Verstöße gegen die Arbeitszeiterfassungspflicht sollen nach neuer Gesetzeslage eine Ordnungswidrigkeit darstellen, die eine empfindliche Geldbuße von bis zu 30.000 € nach sich ziehen können.

Übergangsfristen

Nach § 16 Abs. 8 ArbZG-E soll eine nach Unternehmensgröße gestaffelte Übergangszeit gelten. Demnach muss der Arbeitsgeber grundsätzlich bis zu einem Jahr nach Inkrafttreten des Gesetzes die Arbeitszeit nicht elektronisch erfassen, bei weniger als 250 Arbeitnehmern beträgt die Übergangszeit zwei Jahre und bei weniger als 50 Arbeitnehmern fünf Jahre.

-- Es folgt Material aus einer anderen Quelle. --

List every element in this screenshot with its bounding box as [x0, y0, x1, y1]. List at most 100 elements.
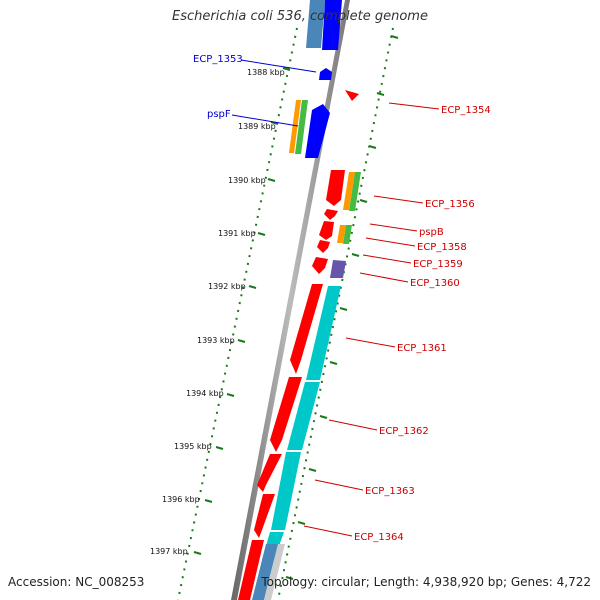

Vollständig von der Pflicht zur elektronischen Zeiterfassung ausgenommen sind Arbeitgeber mit bis zu zehn Arbeitnehmern. Diese Kleinbetriebe können ihrer Pflicht zur Arbeitszeiterfassung auch weiterhin beispielsweise handschriftlich nachkommen. Darauf zu achten ist jedoch, dass sich die Anzahl der Mitarbeiter nicht nach der vielen Praxisinhabern bekannten Rechenmethode für die Ermittlung des Kleinbetriebs nach dem Kündigungsschutzgesetz bemisst, sondern in der vorliegenden Konstellation pro Kopf gezählt wird. Viele Praxen, die in Summe mehr als zehn Mitarbeiter beschäftigen, werden daher langfristig auch unter die elektronisch Zeiterfassungspflicht fallen.

Ausblick

Arbeitgebern ist zu raten, das Gesetzgebungsverfahren und dessen Ausgang achtsam im Blick zu behalten. Zwar gilt die Pflicht zur Arbeitszeiterfassung bereits zu diesem Zeitpunkt. Wird jedoch – wie aktuell zu erwarten – die elektronische Arbeitszeiterfassung gesetzlich verpflichtend, sollte dessen Zeitnahme Implementierung in den Arbeitsalltag der Mitarbeiter erfolgen, damit das Risiko eines Bußgeldes nach Ablauf der Übergangsfristen ausgeschlossen wird.